The scope of the claims

 [1] A feed additive for livestock, comprising a microorganism having an unsaturated compound or an unsaturated compound-producing ability, and a microorganism having an ability to take up an unsaturated compound.

 [2] The microorganism having an ability to produce unsaturated compounds is a microorganism having an ability to produce transpaxenoic acid, and the microorganism having an ability to take unsaturated compounds is a microorganism having an ability to take up transpaxenoic acid. Item 2. The animal feed additive according to Item 1.

 [3] The microbial power having the ability to produce transbatacenoic acid is the feed additive for livestock according to claim 2, which is a butyrivibrio 'Fibriosolvens MD T-10 strain or a mutant thereof

[4] The feed additive for livestock according to claim 2 or 3, wherein the microorganism has a transbatacenoic acid uptake ability, and is Bifidobataterum 'Adrescentis HF-11 strain or a mutant thereof.

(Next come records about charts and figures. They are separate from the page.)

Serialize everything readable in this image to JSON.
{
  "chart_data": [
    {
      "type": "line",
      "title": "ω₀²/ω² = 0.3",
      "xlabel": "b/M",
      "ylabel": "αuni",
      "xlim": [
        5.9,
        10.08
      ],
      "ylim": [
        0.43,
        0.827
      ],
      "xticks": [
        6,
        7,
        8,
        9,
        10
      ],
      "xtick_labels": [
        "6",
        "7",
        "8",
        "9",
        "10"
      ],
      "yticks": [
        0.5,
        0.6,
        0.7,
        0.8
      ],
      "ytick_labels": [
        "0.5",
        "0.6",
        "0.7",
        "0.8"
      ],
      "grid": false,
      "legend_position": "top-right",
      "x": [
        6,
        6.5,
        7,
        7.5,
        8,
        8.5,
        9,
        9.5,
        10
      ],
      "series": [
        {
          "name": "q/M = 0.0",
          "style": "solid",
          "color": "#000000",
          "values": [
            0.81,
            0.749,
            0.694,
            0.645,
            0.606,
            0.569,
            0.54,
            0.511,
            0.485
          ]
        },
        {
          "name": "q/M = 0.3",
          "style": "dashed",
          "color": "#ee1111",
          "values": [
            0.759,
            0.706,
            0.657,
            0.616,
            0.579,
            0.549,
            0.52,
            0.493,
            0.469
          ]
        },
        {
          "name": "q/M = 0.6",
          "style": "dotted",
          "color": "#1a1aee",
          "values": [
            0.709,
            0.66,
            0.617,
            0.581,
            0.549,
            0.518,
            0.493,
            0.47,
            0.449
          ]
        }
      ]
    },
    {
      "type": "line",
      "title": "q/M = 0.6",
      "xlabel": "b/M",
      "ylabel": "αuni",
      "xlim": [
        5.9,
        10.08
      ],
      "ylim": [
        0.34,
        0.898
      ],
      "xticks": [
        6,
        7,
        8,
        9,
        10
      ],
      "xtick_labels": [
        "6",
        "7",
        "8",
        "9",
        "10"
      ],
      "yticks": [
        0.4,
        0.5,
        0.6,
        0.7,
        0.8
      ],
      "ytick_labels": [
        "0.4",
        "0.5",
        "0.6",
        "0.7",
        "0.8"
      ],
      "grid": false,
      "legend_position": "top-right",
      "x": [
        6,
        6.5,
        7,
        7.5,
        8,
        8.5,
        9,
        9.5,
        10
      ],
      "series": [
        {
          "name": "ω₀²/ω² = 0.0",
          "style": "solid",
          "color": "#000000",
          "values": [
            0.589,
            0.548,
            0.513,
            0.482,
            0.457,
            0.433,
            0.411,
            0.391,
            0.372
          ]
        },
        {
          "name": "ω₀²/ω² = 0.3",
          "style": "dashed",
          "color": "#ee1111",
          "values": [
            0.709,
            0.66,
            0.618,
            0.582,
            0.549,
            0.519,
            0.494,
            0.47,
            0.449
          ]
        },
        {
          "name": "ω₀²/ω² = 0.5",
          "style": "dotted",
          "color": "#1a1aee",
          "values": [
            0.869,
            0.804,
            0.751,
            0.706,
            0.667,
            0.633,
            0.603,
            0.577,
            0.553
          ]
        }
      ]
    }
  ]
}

 [5] The livestock feed additive according to any one of claims 1 to 4, wherein the livestock is a ruminant.

 [6] A livestock feed comprising the livestock feed additive according to any one of claims 1 to 5.

[7] Cultivate microorganisms capable of producing unsaturated compounds and microorganisms capable of incorporating unsaturated compounds in an environment where microorganisms that reduce unsaturated compounds exist, and collect culture force unsaturated compounds. A method for producing an unsaturated compound.

[8] The method for producing an unsaturated compound according to [7], wherein the unsaturated compound is transpacsenoic acid.

 [9] Butyrivibrio 'Fibriosolvens MDT-10 strain capable of producing transbatacenoic acid.

[10] Bifidobataterum adrecentis HF-11 strain capable of incorporating transbatacenoic acid.